-Thierry de Duve, Pictorial Nominalism
I just began reading Thiery de Duve’s Pictorial Nominalism. De Duve is one of the few art historians I have read whose well-written work tells a coherent, interesting story about modern and postmodern art. I think constructing such a story has tremendous value because informed accounts of this sort are largely absent from most contemporary conversations. Both artists and the public often lack constructive historical interlocutors when assessing contemporary works of art. When present, these interlocutors offer context to conversations that can otherwise become narrow and arbitrarily preferential.

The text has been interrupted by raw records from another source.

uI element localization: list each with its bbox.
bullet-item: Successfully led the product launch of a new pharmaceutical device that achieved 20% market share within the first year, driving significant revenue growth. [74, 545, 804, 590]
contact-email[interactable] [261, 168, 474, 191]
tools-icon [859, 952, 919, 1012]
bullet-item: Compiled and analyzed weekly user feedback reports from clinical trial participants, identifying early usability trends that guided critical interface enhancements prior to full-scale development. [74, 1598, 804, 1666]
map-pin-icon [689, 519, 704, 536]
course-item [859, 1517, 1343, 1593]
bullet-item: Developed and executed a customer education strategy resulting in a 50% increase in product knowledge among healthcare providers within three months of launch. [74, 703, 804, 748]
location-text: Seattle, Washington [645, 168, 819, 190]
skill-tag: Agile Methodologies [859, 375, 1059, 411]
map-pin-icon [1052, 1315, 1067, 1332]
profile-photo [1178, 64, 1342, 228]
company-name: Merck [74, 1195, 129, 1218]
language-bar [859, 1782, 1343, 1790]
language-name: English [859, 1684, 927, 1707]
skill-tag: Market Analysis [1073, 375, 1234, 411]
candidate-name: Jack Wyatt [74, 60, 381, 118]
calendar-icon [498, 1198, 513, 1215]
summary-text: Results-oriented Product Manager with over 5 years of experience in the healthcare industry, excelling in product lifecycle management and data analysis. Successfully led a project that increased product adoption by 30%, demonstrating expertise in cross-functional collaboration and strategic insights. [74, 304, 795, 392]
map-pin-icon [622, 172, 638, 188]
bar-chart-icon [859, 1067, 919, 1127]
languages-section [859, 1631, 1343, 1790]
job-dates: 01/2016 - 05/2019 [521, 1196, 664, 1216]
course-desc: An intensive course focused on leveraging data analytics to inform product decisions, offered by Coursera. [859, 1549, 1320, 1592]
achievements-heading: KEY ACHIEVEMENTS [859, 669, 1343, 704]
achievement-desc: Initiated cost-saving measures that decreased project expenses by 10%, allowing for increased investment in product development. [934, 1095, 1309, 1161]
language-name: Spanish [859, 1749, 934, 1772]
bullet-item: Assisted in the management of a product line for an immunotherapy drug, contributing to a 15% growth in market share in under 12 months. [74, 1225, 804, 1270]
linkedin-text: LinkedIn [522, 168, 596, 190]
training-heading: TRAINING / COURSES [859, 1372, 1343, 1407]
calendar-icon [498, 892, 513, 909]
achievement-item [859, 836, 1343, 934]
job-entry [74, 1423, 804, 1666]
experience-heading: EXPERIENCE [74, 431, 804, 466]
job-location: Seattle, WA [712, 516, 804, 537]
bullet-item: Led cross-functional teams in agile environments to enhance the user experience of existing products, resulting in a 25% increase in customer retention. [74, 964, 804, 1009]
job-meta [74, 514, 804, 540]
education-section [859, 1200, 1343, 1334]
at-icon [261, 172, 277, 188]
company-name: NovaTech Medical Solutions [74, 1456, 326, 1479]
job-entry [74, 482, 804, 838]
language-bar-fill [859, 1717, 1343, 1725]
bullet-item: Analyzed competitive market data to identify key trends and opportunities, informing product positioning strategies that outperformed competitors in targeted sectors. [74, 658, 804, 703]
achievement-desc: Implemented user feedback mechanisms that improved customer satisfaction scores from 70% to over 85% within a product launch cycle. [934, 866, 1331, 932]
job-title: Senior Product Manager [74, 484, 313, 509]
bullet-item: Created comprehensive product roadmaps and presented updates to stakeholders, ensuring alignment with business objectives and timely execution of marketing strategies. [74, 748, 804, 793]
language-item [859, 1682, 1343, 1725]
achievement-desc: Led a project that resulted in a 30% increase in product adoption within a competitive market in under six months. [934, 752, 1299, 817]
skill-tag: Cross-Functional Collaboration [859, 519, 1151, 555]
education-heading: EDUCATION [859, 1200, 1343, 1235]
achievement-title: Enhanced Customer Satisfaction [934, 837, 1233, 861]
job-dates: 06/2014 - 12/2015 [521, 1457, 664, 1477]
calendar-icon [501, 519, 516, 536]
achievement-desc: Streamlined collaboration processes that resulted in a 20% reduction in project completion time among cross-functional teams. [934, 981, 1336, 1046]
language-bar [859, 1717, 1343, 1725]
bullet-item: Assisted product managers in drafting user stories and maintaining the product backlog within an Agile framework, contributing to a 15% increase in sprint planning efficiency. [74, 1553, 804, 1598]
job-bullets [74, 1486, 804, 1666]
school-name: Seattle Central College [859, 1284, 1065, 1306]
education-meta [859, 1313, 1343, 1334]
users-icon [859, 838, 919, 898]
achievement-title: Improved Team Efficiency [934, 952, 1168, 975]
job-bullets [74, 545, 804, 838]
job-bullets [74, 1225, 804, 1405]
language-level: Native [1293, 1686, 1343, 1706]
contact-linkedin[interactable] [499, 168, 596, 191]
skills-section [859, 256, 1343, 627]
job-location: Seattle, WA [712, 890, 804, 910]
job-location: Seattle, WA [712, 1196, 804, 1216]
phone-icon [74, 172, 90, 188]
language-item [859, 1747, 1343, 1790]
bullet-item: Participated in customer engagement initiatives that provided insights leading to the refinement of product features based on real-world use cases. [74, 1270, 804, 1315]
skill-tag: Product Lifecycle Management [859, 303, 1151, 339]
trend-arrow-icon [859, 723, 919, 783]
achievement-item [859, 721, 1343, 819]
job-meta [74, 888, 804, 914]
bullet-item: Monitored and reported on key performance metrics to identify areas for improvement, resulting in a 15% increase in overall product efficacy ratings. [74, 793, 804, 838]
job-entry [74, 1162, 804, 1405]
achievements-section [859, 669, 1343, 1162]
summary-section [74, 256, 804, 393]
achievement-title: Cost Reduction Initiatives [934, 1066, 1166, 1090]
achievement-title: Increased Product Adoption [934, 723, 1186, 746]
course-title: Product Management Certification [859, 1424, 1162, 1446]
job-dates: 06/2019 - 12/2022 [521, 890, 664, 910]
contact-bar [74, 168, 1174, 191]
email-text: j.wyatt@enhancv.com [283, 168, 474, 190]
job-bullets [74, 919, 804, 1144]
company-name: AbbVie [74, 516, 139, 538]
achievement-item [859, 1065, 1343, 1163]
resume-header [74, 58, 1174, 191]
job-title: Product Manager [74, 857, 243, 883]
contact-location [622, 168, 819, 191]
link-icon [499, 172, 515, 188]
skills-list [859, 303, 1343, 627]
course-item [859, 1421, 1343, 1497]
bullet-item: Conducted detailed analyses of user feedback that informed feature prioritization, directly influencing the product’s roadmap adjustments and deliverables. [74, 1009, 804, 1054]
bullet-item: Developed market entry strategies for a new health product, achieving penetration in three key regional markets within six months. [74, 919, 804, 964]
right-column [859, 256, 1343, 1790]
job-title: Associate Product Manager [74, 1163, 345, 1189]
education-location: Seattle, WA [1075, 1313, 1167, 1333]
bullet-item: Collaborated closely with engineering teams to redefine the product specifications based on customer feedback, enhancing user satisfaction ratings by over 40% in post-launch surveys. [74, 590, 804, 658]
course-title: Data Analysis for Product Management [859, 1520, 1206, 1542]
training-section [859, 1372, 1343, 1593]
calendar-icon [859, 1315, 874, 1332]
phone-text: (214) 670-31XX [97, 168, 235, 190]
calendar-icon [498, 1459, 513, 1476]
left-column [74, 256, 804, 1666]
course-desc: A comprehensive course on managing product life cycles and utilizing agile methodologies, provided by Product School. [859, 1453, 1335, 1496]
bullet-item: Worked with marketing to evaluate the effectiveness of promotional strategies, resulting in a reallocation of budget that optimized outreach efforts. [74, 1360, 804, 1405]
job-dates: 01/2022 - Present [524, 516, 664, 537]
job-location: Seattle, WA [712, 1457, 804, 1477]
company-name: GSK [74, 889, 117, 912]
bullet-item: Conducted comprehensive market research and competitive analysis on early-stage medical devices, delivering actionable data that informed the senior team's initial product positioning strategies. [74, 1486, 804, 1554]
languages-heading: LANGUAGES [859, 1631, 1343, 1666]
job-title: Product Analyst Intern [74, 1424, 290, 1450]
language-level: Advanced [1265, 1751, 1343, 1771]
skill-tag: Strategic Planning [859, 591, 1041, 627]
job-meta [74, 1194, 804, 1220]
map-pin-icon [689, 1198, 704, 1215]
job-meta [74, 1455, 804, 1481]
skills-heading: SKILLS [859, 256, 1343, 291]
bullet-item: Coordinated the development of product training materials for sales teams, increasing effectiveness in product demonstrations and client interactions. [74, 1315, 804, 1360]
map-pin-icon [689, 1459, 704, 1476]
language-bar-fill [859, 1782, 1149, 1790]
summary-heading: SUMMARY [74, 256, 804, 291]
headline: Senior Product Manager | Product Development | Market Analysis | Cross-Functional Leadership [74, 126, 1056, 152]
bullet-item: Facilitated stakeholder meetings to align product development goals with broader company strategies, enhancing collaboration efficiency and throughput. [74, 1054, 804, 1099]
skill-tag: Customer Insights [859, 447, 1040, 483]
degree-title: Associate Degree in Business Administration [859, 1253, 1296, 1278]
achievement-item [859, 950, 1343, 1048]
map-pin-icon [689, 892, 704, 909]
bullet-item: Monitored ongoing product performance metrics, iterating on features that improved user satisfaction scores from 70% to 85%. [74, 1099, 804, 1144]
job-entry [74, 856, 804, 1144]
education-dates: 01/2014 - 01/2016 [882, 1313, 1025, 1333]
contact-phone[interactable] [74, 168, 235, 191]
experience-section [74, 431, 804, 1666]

In addition to his historical consciousness, de Duve is also heavily theoretical. The relationship between history, theory and the arts is really a point of anxiety for a lot of people, especially artists. After the peak of postmodern theory in the 1980s (so I hear, I wasn’t making art then), my impression is that many of the participants of that conversation abandoned it due to exhaustion. This circumstance opened the door to today’s nearly totalitarian and decidedly postmodern indifference, a giant and collective yawning at any effort to talk critically about art for fear that it will keep us from making or appreciating it. The current conversation contains an undercurrent of suspicion a priori regarding both historical and theoretical constructs. This suspicion is a direct result of earlier excesses and it has led to a strong sense among many contemporary artists I have met that theories are inconsequential to their work.
I must admit that I do not really know how to maintain a balance between art, history and theory. Each category exists as a distinct but overlapping sphere. I do think de Duve’s work manages balance, with a respect for the distance each discipline maintains from the other two. Out of this respect, I offer a though experiment: If, for example, de Duve is correct in contending that Duchamp’s work is an abandonment of painting that paradoxically remains a part of painting, is it conceivable that this could be shown convincingly in an exhibition? How could this be done? Does a theory have to be visible in order to be manifest? If so, what are the conditions of its visibility?